Cleantech.com has a look at cellulosic ethanol company Coskata and their "semi-commercial" demonstration plant - Deep dive in Coskata’s bacteria-based ethanol.
Coskata’s process is a cross between enzymatic hydrolysis to decompose feedstock into sugars and ferment to create alcohol, and thermochemical, in which gasification is followed by reaction with a man-made catalyst to create ethanol.
“These are all based on good science, sound science, but there’s inherent flaws with both of those and we’ve tried to take the best of both,” Roe said.
Roe said the process is net energy positive, but he declined to specify how much excess energy is produced. The process is low temperature and low pressure, which reduces operating costs, he said.
Roe said Westinghouse’s process also harnesses excess heat energy liberated during the gasification process.
Alter NRG’s Chief Marketing and Sales Officer Richard Fish said the plasma gasification technology is very efficient, retaining 80 percent of the energy in the feedstock in the process.
The 8,000-degree Fahrenheit plasma torch uses 2 percent to 5 percent of the system’s energy input.
Coskata says Argonne National Laboratory vetted its process in late 2007 and early 2008, concluding it offered a 96 percent reduction in greenhouse gases compared to traditional petroleum fuel. By comparison, sugarcane ethanol offers a 78 percent reduction, Roe said.
More at Technology Review - Commercializing Garbage to Ethanol
The plant has the capacity to produce tens of thousands of gallons of ethanol a year, which is a significantly smaller scale than the 20 million or more needed for a commercial plant, says Wesley Bolson, Coskata's chief marketing officer and vice president of government affairs. But it will use the same equipment that would be used at a commercial plant, he says. For example, it will use bioreactors--in which microorganisms produce ethanol in low concentrations--that are the same size as would be used in a commercial plant, only fewer in number. The company, which has partnered with General Motors, hopes that demonstrating its equipment will help it finance a 55-million-gallon commercial plant that has already been designed, he says.
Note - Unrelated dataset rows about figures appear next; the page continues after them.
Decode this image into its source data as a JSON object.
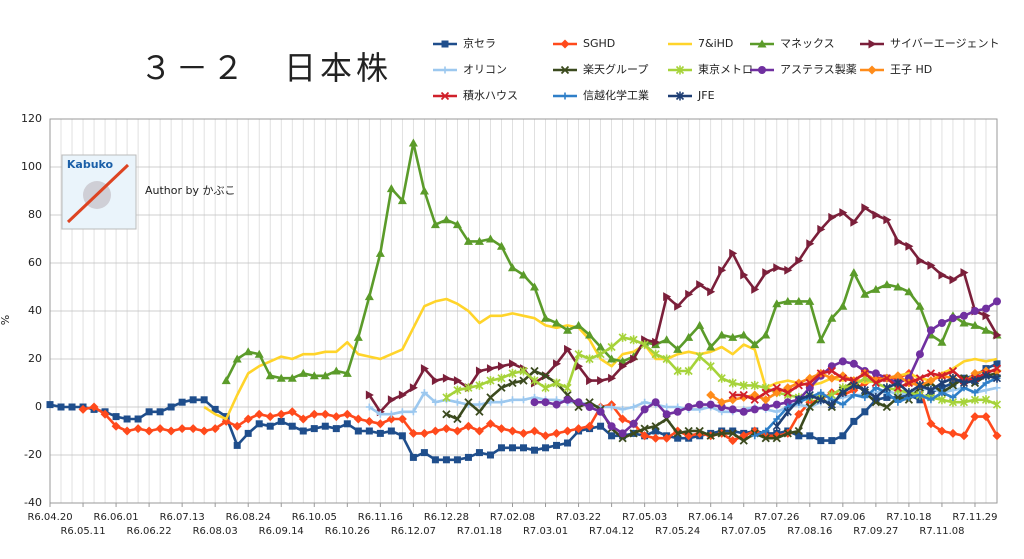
{
  "chart_data": {
    "type": "line",
    "title": "３－２　日本株",
    "y_label": "%",
    "annotation": "Author by かぶこ",
    "logo_text": "Kabuko",
    "ylim": [
      -40,
      120
    ],
    "yticks": [
      -40,
      -20,
      0,
      20,
      40,
      60,
      80,
      100,
      120
    ],
    "grid": true,
    "categories": [
      "R6.04.20",
      null,
      null,
      "R6.05.11",
      null,
      null,
      "R6.06.01",
      null,
      null,
      "R6.06.22",
      null,
      null,
      "R6.07.13",
      null,
      null,
      "R6.08.03",
      null,
      null,
      "R6.08.24",
      null,
      null,
      "R6.09.14",
      null,
      null,
      "R6.10.05",
      null,
      null,
      "R6.10.26",
      null,
      null,
      "R6.11.16",
      null,
      null,
      "R6.12.07",
      null,
      null,
      "R6.12.28",
      null,
      null,
      "R7.01.18",
      null,
      null,
      "R7.02.08",
      null,
      null,
      "R7.03.01",
      null,
      null,
      "R7.03.22",
      null,
      null,
      "R7.04.12",
      null,
      null,
      "R7.05.03",
      null,
      null,
      "R7.05.24",
      null,
      null,
      "R7.06.14",
      null,
      null,
      "R7.07.05",
      null,
      null,
      "R7.07.26",
      null,
      null,
      "R7.08.16",
      null,
      null,
      "R7.09.06",
      null,
      null,
      "R7.09.27",
      null,
      null,
      "R7.10.18",
      null,
      null,
      "R7.11.08",
      null,
      null,
      "R7.11.29",
      null,
      null
    ],
    "series": [
      {
        "name": "京セラ",
        "color": "#1f4e8c",
        "marker": "square",
        "values": [
          1,
          0,
          0,
          0,
          -1,
          -2,
          -4,
          -5,
          -5,
          -2,
          -2,
          0,
          2,
          3,
          3,
          -1,
          -4,
          -16,
          -11,
          -7,
          -8,
          -6,
          -8,
          -10,
          -9,
          -8,
          -9,
          -7,
          -10,
          -10,
          -11,
          -10,
          -12,
          -21,
          -19,
          -22,
          -22,
          -22,
          -21,
          -19,
          -20,
          -17,
          -17,
          -17,
          -18,
          -17,
          -16,
          -15,
          -10,
          -9,
          -8,
          -12,
          -12,
          -11,
          -12,
          -10,
          -12,
          -13,
          -13,
          -12,
          -11,
          -10,
          -10,
          -11,
          -10,
          -11,
          -11,
          -10,
          -12,
          -12,
          -14,
          -14,
          -12,
          -6,
          -2,
          3,
          4,
          4,
          5,
          3,
          6,
          8,
          10,
          12,
          13,
          16,
          18
        ]
      },
      {
        "name": "SGHD",
        "color": "#ff4a1c",
        "marker": "diamond",
        "values": [
          null,
          null,
          null,
          -1,
          0,
          -3,
          -8,
          -10,
          -9,
          -10,
          -9,
          -10,
          -9,
          -9,
          -10,
          -9,
          -6,
          -8,
          -5,
          -3,
          -4,
          -3,
          -2,
          -5,
          -3,
          -3,
          -4,
          -3,
          -5,
          -6,
          -7,
          -5,
          -5,
          -11,
          -11,
          -10,
          -9,
          -10,
          -8,
          -10,
          -7,
          -9,
          -10,
          -11,
          -10,
          -12,
          -11,
          -10,
          -9,
          -8,
          0,
          1,
          -5,
          -7,
          -12,
          -13,
          -13,
          -10,
          -12,
          -11,
          -12,
          -11,
          -14,
          -12,
          -10,
          -12,
          -12,
          -11,
          -3,
          2,
          3,
          6,
          5,
          7,
          10,
          12,
          12,
          12,
          14,
          8,
          -7,
          -10,
          -11,
          -12,
          -4,
          -4,
          -12
        ]
      },
      {
        "name": "7&iHD",
        "color": "#ffd42a",
        "marker": "none",
        "values": [
          null,
          null,
          null,
          null,
          null,
          null,
          null,
          null,
          null,
          null,
          null,
          null,
          null,
          null,
          0,
          -3,
          -5,
          5,
          14,
          17,
          19,
          21,
          20,
          22,
          22,
          23,
          23,
          27,
          22,
          21,
          20,
          22,
          24,
          33,
          42,
          44,
          45,
          43,
          40,
          35,
          38,
          38,
          39,
          38,
          37,
          34,
          33,
          34,
          33,
          28,
          20,
          17,
          22,
          23,
          26,
          20,
          20,
          22,
          23,
          22,
          23,
          25,
          22,
          26,
          24,
          8,
          10,
          11,
          10,
          9,
          10,
          12,
          11,
          12,
          10,
          11,
          12,
          13,
          14,
          12,
          11,
          14,
          16,
          19,
          20,
          19,
          20
        ]
      },
      {
        "name": "マネックス",
        "color": "#5b9b2a",
        "marker": "triangle",
        "values": [
          null,
          null,
          null,
          null,
          null,
          null,
          null,
          null,
          null,
          null,
          null,
          null,
          null,
          null,
          null,
          null,
          11,
          20,
          23,
          22,
          13,
          12,
          12,
          14,
          13,
          13,
          15,
          14,
          29,
          46,
          64,
          91,
          86,
          110,
          90,
          76,
          78,
          76,
          69,
          69,
          70,
          67,
          58,
          55,
          50,
          37,
          35,
          32,
          34,
          30,
          25,
          20,
          19,
          21,
          27,
          26,
          28,
          24,
          29,
          34,
          25,
          30,
          29,
          30,
          26,
          30,
          43,
          44,
          44,
          44,
          28,
          37,
          42,
          56,
          47,
          49,
          51,
          50,
          48,
          42,
          30,
          27,
          38,
          35,
          34,
          32,
          30
        ]
      },
      {
        "name": "サイバーエージェント",
        "color": "#7b1f3a",
        "marker": "triangle-right",
        "values": [
          null,
          null,
          null,
          null,
          null,
          null,
          null,
          null,
          null,
          null,
          null,
          null,
          null,
          null,
          null,
          null,
          null,
          null,
          null,
          null,
          null,
          null,
          null,
          null,
          null,
          null,
          null,
          null,
          null,
          5,
          -2,
          3,
          5,
          8,
          16,
          11,
          12,
          11,
          8,
          15,
          16,
          17,
          18,
          16,
          10,
          13,
          18,
          24,
          17,
          11,
          11,
          12,
          17,
          20,
          28,
          27,
          46,
          42,
          47,
          51,
          48,
          57,
          64,
          55,
          49,
          56,
          58,
          57,
          61,
          68,
          74,
          79,
          81,
          77,
          83,
          80,
          78,
          69,
          67,
          61,
          59,
          55,
          53,
          56,
          40,
          38,
          30
        ]
      },
      {
        "name": "オリコン",
        "color": "#9cc8ef",
        "marker": "plus",
        "values": [
          null,
          null,
          null,
          null,
          null,
          null,
          null,
          null,
          null,
          null,
          null,
          null,
          null,
          null,
          null,
          null,
          null,
          null,
          null,
          null,
          null,
          null,
          null,
          null,
          null,
          null,
          null,
          null,
          null,
          0,
          -3,
          -3,
          -2,
          -2,
          6,
          2,
          3,
          2,
          1,
          1,
          2,
          2,
          3,
          3,
          4,
          3,
          3,
          2,
          2,
          1,
          0,
          0,
          -1,
          0,
          2,
          1,
          0,
          0,
          -1,
          -1,
          0,
          -2,
          -2,
          -1,
          0,
          -1,
          -2,
          0,
          1,
          0,
          2,
          3,
          4,
          5,
          5,
          6,
          7,
          5,
          6,
          7,
          8,
          6,
          7,
          8,
          6,
          7,
          8
        ]
      },
      {
        "name": "楽天グループ",
        "color": "#3b4a1e",
        "marker": "x",
        "values": [
          null,
          null,
          null,
          null,
          null,
          null,
          null,
          null,
          null,
          null,
          null,
          null,
          null,
          null,
          null,
          null,
          null,
          null,
          null,
          null,
          null,
          null,
          null,
          null,
          null,
          null,
          null,
          null,
          null,
          null,
          null,
          null,
          null,
          null,
          null,
          null,
          -3,
          -5,
          2,
          -2,
          4,
          8,
          10,
          11,
          15,
          13,
          10,
          5,
          0,
          2,
          -1,
          -9,
          -13,
          -11,
          -9,
          -8,
          -5,
          -11,
          -10,
          -10,
          -12,
          -11,
          -11,
          -14,
          -11,
          -13,
          -13,
          -11,
          -10,
          0,
          4,
          0,
          7,
          11,
          6,
          2,
          0,
          4,
          3,
          8,
          10,
          6,
          9,
          12,
          10,
          13,
          14
        ]
      },
      {
        "name": "東京メトロ",
        "color": "#a6d33a",
        "marker": "star",
        "values": [
          null,
          null,
          null,
          null,
          null,
          null,
          null,
          null,
          null,
          null,
          null,
          null,
          null,
          null,
          null,
          null,
          null,
          null,
          null,
          null,
          null,
          null,
          null,
          null,
          null,
          null,
          null,
          null,
          null,
          null,
          null,
          null,
          null,
          null,
          null,
          null,
          4,
          7,
          8,
          9,
          11,
          12,
          14,
          15,
          11,
          8,
          10,
          8,
          22,
          20,
          22,
          25,
          29,
          28,
          26,
          22,
          20,
          15,
          15,
          21,
          17,
          12,
          10,
          9,
          9,
          8,
          6,
          5,
          4,
          4,
          4,
          5,
          8,
          9,
          12,
          10,
          8,
          7,
          6,
          5,
          4,
          3,
          2,
          2,
          3,
          3,
          1
        ]
      },
      {
        "name": "アステラス製薬",
        "color": "#7030a0",
        "marker": "circle",
        "values": [
          null,
          null,
          null,
          null,
          null,
          null,
          null,
          null,
          null,
          null,
          null,
          null,
          null,
          null,
          null,
          null,
          null,
          null,
          null,
          null,
          null,
          null,
          null,
          null,
          null,
          null,
          null,
          null,
          null,
          null,
          null,
          null,
          null,
          null,
          null,
          null,
          null,
          null,
          null,
          null,
          null,
          null,
          null,
          null,
          2,
          2,
          1,
          3,
          2,
          0,
          -2,
          -8,
          -11,
          -7,
          -1,
          2,
          -3,
          -2,
          0,
          1,
          1,
          0,
          -1,
          -2,
          -1,
          0,
          1,
          2,
          3,
          8,
          13,
          17,
          19,
          18,
          15,
          14,
          12,
          10,
          12,
          22,
          32,
          35,
          37,
          38,
          40,
          41,
          44
        ]
      },
      {
        "name": "王子 HD",
        "color": "#ff8c1a",
        "marker": "diamond",
        "values": [
          null,
          null,
          null,
          null,
          null,
          null,
          null,
          null,
          null,
          null,
          null,
          null,
          null,
          null,
          null,
          null,
          null,
          null,
          null,
          null,
          null,
          null,
          null,
          null,
          null,
          null,
          null,
          null,
          null,
          null,
          null,
          null,
          null,
          null,
          null,
          null,
          null,
          null,
          null,
          null,
          null,
          null,
          null,
          null,
          null,
          null,
          null,
          null,
          null,
          null,
          null,
          null,
          null,
          null,
          null,
          null,
          null,
          null,
          null,
          null,
          5,
          2,
          3,
          4,
          5,
          3,
          6,
          8,
          10,
          12,
          14,
          12,
          13,
          11,
          14,
          11,
          12,
          13,
          10,
          9,
          11,
          13,
          12,
          10,
          14,
          15,
          15
        ]
      },
      {
        "name": "積水ハウス",
        "color": "#d0202a",
        "marker": "x",
        "values": [
          null,
          null,
          null,
          null,
          null,
          null,
          null,
          null,
          null,
          null,
          null,
          null,
          null,
          null,
          null,
          null,
          null,
          null,
          null,
          null,
          null,
          null,
          null,
          null,
          null,
          null,
          null,
          null,
          null,
          null,
          null,
          null,
          null,
          null,
          null,
          null,
          null,
          null,
          null,
          null,
          null,
          null,
          null,
          null,
          null,
          null,
          null,
          null,
          null,
          null,
          null,
          null,
          null,
          null,
          null,
          null,
          null,
          null,
          null,
          null,
          null,
          null,
          5,
          5,
          3,
          6,
          8,
          6,
          9,
          10,
          14,
          15,
          12,
          11,
          14,
          10,
          12,
          8,
          10,
          12,
          14,
          13,
          15,
          11,
          12,
          14,
          16
        ]
      },
      {
        "name": "信越化学工業",
        "color": "#2f7fc8",
        "marker": "plus",
        "values": [
          null,
          null,
          null,
          null,
          null,
          null,
          null,
          null,
          null,
          null,
          null,
          null,
          null,
          null,
          null,
          null,
          null,
          null,
          null,
          null,
          null,
          null,
          null,
          null,
          null,
          null,
          null,
          null,
          null,
          null,
          null,
          null,
          null,
          null,
          null,
          null,
          null,
          null,
          null,
          null,
          null,
          null,
          null,
          null,
          null,
          null,
          null,
          null,
          null,
          null,
          null,
          null,
          null,
          null,
          null,
          null,
          null,
          null,
          null,
          null,
          null,
          null,
          null,
          null,
          -12,
          -10,
          -5,
          0,
          2,
          4,
          6,
          3,
          1,
          5,
          4,
          8,
          6,
          2,
          4,
          5,
          3,
          6,
          4,
          8,
          6,
          10,
          12
        ]
      },
      {
        "name": "JFE",
        "color": "#1f3f74",
        "marker": "star",
        "values": [
          null,
          null,
          null,
          null,
          null,
          null,
          null,
          null,
          null,
          null,
          null,
          null,
          null,
          null,
          null,
          null,
          null,
          null,
          null,
          null,
          null,
          null,
          null,
          null,
          null,
          null,
          null,
          null,
          null,
          null,
          null,
          null,
          null,
          null,
          null,
          null,
          null,
          null,
          null,
          null,
          null,
          null,
          null,
          null,
          null,
          null,
          null,
          null,
          null,
          null,
          null,
          null,
          null,
          null,
          null,
          null,
          null,
          null,
          null,
          null,
          null,
          null,
          null,
          null,
          null,
          null,
          -8,
          -2,
          3,
          5,
          3,
          1,
          6,
          9,
          7,
          4,
          8,
          10,
          6,
          9,
          7,
          10,
          12,
          10,
          11,
          13,
          12
        ]
      }
    ]
  }
}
Coskata is one of several companies developing processes to make cellulosic ethanol, which is made from wood chips and other cellulosic materials and can be produced using less fossil fuel than ethanol made from corn. The U.S. Federal Renewable Fuels Standard requires the use of cellulosic ethanol, starting with 100 million gallons next year and increasing to 16 billion gallons by 2022. But so far no commercial plants have been built, in part because financing has been hard to come by, according to the Biotechnology Industry Organization (BIO). BIO estimates that next year about 7 million gallons of cellulosic ethanol will be produced at demonstration plants. The first commercial-scale plants, including Coskata's, are expected to open in 2012, when the fuels standard requires the production of 500 million gallons of cellulosic ethanol.